Der Lastwagen hat nicht nur keinen Fahrer, sondern auch kein Steuerrad und keine Kabine. Der T-Pod, vom schwedischen Start-up Einride sowie dem deutschen Logistikunternehmen Schenker seit 2017 entwickelt, fährt autonom und wird ferngesteuert überwacht. Bei dem weltweit ersten solchen Lastwagen auf öffentlichen Strassen muss sich gemäss den Auflagen der schwedischen Transportbehörde nicht – wie bei autonom fahrenden Personenwagen – für den Notfall eine Person hinter dem Steuer befinden, sondern eine Person muss sich «in der Nähe» aufhalten.

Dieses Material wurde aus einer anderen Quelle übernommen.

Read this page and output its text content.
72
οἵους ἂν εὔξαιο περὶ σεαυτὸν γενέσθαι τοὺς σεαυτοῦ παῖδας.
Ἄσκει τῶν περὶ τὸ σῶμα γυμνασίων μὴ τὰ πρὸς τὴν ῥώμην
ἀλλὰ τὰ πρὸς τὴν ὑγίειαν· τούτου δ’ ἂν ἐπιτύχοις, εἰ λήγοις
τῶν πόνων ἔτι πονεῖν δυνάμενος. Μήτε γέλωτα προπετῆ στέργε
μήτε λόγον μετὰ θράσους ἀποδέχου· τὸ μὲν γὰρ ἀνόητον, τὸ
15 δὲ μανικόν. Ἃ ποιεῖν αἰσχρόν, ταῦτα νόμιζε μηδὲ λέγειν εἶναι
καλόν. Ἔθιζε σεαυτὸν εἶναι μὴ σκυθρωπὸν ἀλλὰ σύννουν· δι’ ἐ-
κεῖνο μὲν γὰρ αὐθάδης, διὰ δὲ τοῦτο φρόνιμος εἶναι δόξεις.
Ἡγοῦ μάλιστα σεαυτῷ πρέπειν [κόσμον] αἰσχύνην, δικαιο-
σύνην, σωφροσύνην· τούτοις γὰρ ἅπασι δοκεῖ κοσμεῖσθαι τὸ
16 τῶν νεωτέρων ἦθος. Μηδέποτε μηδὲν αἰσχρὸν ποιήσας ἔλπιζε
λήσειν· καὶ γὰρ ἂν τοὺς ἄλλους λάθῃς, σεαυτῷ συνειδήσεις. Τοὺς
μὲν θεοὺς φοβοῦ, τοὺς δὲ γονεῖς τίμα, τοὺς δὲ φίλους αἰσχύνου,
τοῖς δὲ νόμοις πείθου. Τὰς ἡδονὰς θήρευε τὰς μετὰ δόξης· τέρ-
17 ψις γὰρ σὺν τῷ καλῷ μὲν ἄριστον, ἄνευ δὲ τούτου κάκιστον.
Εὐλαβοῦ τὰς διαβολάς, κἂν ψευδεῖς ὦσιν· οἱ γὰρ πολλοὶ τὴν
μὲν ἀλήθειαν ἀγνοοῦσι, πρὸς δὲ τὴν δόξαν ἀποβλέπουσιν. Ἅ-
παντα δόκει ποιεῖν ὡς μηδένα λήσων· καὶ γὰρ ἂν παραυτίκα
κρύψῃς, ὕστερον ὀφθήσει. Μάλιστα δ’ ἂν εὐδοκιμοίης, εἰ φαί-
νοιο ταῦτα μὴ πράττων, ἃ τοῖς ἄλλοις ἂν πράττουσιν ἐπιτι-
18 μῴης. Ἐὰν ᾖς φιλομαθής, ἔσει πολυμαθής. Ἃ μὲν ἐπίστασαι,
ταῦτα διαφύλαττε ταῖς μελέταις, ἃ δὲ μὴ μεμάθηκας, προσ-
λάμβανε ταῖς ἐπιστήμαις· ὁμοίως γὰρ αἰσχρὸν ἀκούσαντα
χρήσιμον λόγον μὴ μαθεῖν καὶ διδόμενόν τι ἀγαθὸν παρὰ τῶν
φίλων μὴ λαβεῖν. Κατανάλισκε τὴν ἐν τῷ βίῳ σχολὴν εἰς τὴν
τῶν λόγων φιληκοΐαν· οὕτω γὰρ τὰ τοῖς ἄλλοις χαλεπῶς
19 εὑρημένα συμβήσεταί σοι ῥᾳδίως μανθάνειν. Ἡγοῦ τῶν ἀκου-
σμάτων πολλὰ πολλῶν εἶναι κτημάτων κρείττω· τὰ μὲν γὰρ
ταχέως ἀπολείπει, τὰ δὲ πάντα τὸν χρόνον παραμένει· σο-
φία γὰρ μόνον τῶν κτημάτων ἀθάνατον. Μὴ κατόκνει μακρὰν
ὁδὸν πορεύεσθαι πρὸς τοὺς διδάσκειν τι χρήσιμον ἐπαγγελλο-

Ein Techniker in einem Begleitwagen hatte deshalb bei der Jungfernfahrt letzte Woche die Möglichkeit, per Laptop und Fernsteuerung einzugreifen, für den Fall, dass sich der 20 Tonnen schwere T-Pod nicht ordnungsgemäss verhielte. Grundsätzlich erfolgte die Steuerung aber von einer 80 Kilometer weit entfernten Zentrale aus; möglich ist aber auch eine Entfernung von mehreren tausend Kilometern. Der Lastwagen übermittelt mit Radar und 360-Grad-Kameras ein Rundumbild seiner Umgebung sowie seinen Standort auf 2 Zentimeter genau. Operateure sollen in Zukunft bis zu zehn selbstfahrende Lastwagen gleichzeitig überwachen können.

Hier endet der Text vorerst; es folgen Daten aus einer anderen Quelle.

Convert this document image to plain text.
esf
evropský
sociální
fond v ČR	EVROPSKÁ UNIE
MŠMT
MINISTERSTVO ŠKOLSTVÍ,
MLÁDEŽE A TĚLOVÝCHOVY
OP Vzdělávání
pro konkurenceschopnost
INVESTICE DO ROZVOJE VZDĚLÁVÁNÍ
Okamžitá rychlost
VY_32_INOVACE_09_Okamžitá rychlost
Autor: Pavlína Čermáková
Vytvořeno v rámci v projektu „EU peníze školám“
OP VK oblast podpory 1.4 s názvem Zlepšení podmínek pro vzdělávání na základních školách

Im Betrieb billiger als Dieselfahrzeuge

Die erfolgreich absolvierte Testfahrt führte zunächst über ein Firmenareal, danach auf einer öffentlichen Strasse durch ein Industriegebiet, einige hundert Meter weit und bloss mit 5 Stundenkilometern. Es ist ein gemächlicher Anfang, den die Betriebsbewilligung der Transportbehörde erlaubt, doch bei Einride und Schenker sieht man das Potenzial des neuen Gefährts. Während der T-Pod nun zwischen zwei Lagerhallen hin- und herfährt, könnte er in Zukunft Zentralen in verschiedenen Städten verbinden. Für Kundenkontakt ist der Lastwagen ohne Chauffeur selbstredend eher nicht geeignet, der Beruf wird deshalb auch nicht überflüssig werden, «doch wir könnten in Zukunft unsere interne Logistik zwischen Lagern in ganz Schweden optimieren», sagte Mats Grundelius, CEO von Schenker in Skandinavien.

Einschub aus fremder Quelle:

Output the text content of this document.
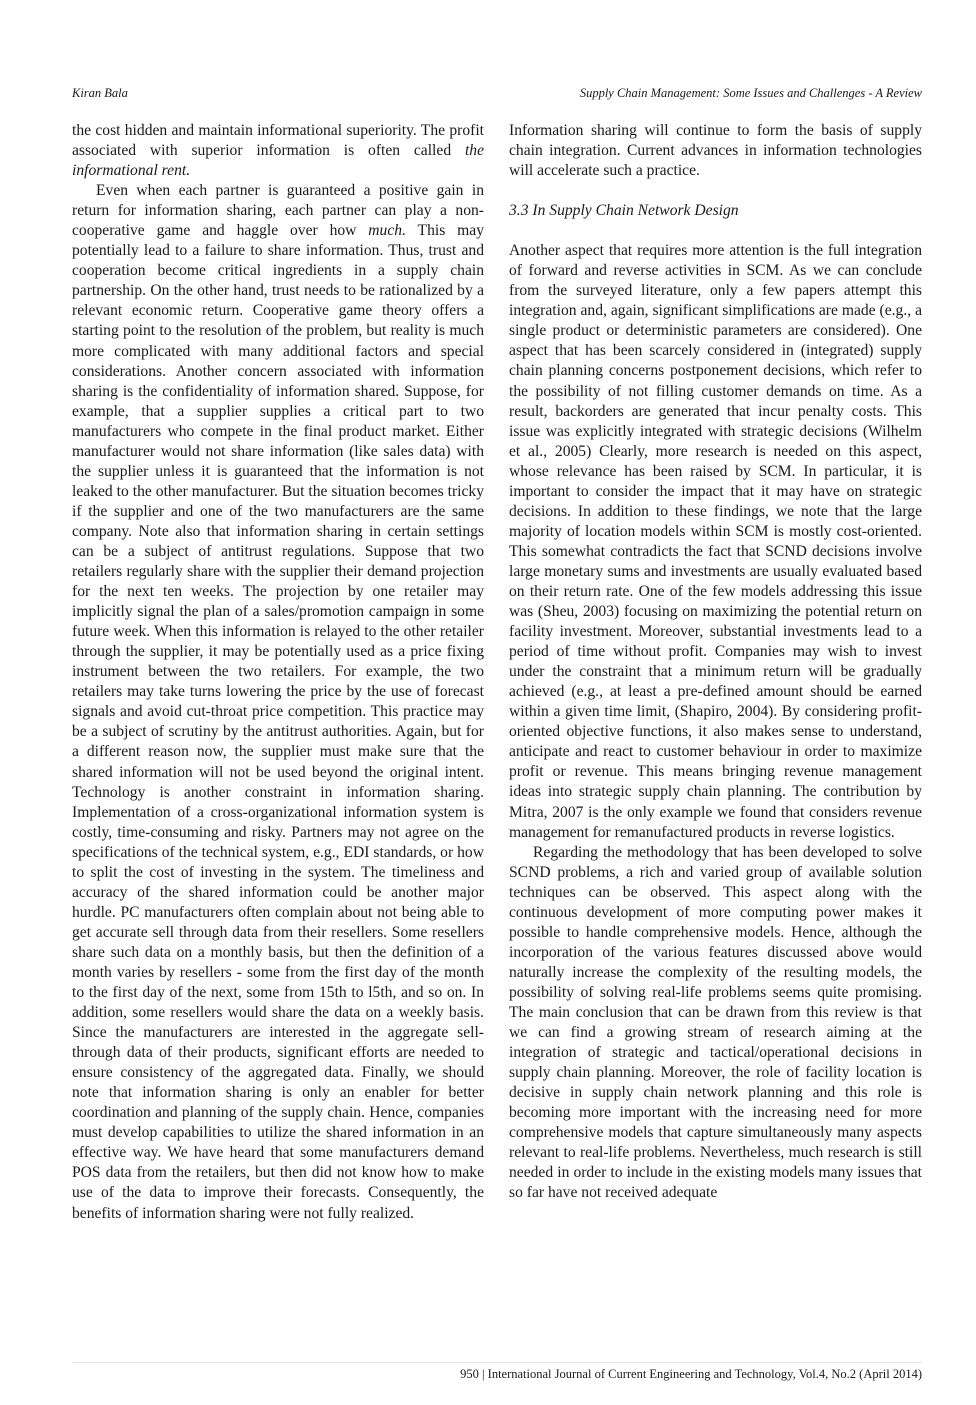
Kiran Bala	Supply Chain Management: Some Issues and Challenges - A Review

the cost hidden and maintain informational superiority. The profit associated with superior information is often called the informational rent.

Even when each partner is guaranteed a positive gain in return for information sharing, each partner can play a non-cooperative game and haggle over how much. This may potentially lead to a failure to share information. Thus, trust and cooperation become critical ingredients in a supply chain partnership. On the other hand, trust needs to be rationalized by a relevant economic return. Cooperative game theory offers a starting point to the resolution of the problem, but reality is much more complicated with many additional factors and special considerations. Another concern associated with information sharing is the confidentiality of information shared. Suppose, for example, that a supplier supplies a critical part to two manufacturers who compete in the final product market. Either manufacturer would not share information (like sales data) with the supplier unless it is guaranteed that the information is not leaked to the other manufacturer. But the situation becomes tricky if the supplier and one of the two manufacturers are the same company. Note also that information sharing in certain settings can be a subject of antitrust regulations. Suppose that two retailers regularly share with the supplier their demand projection for the next ten weeks. The projection by one retailer may implicitly signal the plan of a sales/promotion campaign in some future week. When this information is relayed to the other retailer through the supplier, it may be potentially used as a price fixing instrument between the two retailers. For example, the two retailers may take turns lowering the price by the use of forecast signals and avoid cut-throat price competition. This practice may be a subject of scrutiny by the antitrust authorities. Again, but for a different reason now, the supplier must make sure that the shared information will not be used beyond the original intent. Technology is another constraint in information sharing. Implementation of a cross-organizational information system is costly, time-consuming and risky. Partners may not agree on the specifications of the technical system, e.g., EDI standards, or how to split the cost of investing in the system. The timeliness and accuracy of the shared information could be another major hurdle. PC manufacturers often complain about not being able to get accurate sell through data from their resellers. Some resellers share such data on a monthly basis, but then the definition of a month varies by resellers - some from the first day of the month to the first day of the next, some from 15th to l5th, and so on. In addition, some resellers would share the data on a weekly basis. Since the manufacturers are interested in the aggregate sell-through data of their products, significant efforts are needed to ensure consistency of the aggregated data. Finally, we should note that information sharing is only an enabler for better coordination and planning of the supply chain. Hence, companies must develop capabilities to utilize the shared information in an effective way. We have heard that some manufacturers demand POS data from the retailers, but then did not know how to make use of the data to improve their forecasts. Consequently, the benefits of information sharing were not fully realized.

Information sharing will continue to form the basis of supply chain integration. Current advances in information technologies will accelerate such a practice.

3.3 In Supply Chain Network Design

Another aspect that requires more attention is the full integration of forward and reverse activities in SCM. As we can conclude from the surveyed literature, only a few papers attempt this integration and, again, significant simplifications are made (e.g., a single product or deterministic parameters are considered). One aspect that has been scarcely considered in (integrated) supply chain planning concerns postponement decisions, which refer to the possibility of not filling customer demands on time. As a result, backorders are generated that incur penalty costs. This issue was explicitly integrated with strategic decisions (Wilhelm et al., 2005) Clearly, more research is needed on this aspect, whose relevance has been raised by SCM. In particular, it is important to consider the impact that it may have on strategic decisions. In addition to these findings, we note that the large majority of location models within SCM is mostly cost-oriented. This somewhat contradicts the fact that SCND decisions involve large monetary sums and investments are usually evaluated based on their return rate. One of the few models addressing this issue was (Sheu, 2003) focusing on maximizing the potential return on facility investment. Moreover, substantial investments lead to a period of time without profit. Companies may wish to invest under the constraint that a minimum return will be gradually achieved (e.g., at least a pre-defined amount should be earned within a given time limit, (Shapiro, 2004). By considering profit-oriented objective functions, it also makes sense to understand, anticipate and react to customer behaviour in order to maximize profit or revenue. This means bringing revenue management ideas into strategic supply chain planning. The contribution by Mitra, 2007 is the only example we found that considers revenue management for remanufactured products in reverse logistics.

Regarding the methodology that has been developed to solve SCND problems, a rich and varied group of available solution techniques can be observed. This aspect along with the continuous development of more computing power makes it possible to handle comprehensive models. Hence, although the incorporation of the various features discussed above would naturally increase the complexity of the resulting models, the possibility of solving real-life problems seems quite promising. The main conclusion that can be drawn from this review is that we can find a growing stream of research aiming at the integration of strategic and tactical/operational decisions in supply chain planning. Moreover, the role of facility location is decisive in supply chain network planning and this role is becoming more important with the increasing need for more comprehensive models that capture simultaneously many aspects relevant to real-life problems. Nevertheless, much research is still needed in order to include in the existing models many issues that so far have not received adequate

950 | International Journal of Current Engineering and Technology, Vol.4, No.2 (April 2014)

Nächstes Jahr soll deshalb eine Bewilligung für längere autonom bewältigte Strecken sowie höhere Geschwindigkeiten beantragt werden. Möglich ist mit dem T-Pod bereits jetzt Tempo 90. Primär sieht Grundelius den Aufgabenbereich des Lastwagens auf Terminal- und Lagerfahrten, die immer gleich sind. Damit könnten Chauffeure, von denen es zu wenige gibt, für andere Aufgaben eingesetzt werden. Der Elektrolastwagen schafft 200 Kilometer mit einer Batterieladung und hat eine Ladefläche von 15 Quadratmetern.

Der Umweltgedanke spielt für die Entwickler einer wichtige Rolle. Da gerade der Schwerverkehr viel CO2 und Feinstaub verursache, sei der T-Pod «ein wichtiger Schritt hin zu einem nachhaltigen Transportsystem», sagte Robert Falck, Gründer und Direktor von Einride. Der Elektrolastwagen ist aber nicht nur sauberer, sondern auch billiger im Betrieb als Dieselfahrzeuge, unter anderem weil er wegen der fehlenden Chauffeurkabine deutlich leichter ist.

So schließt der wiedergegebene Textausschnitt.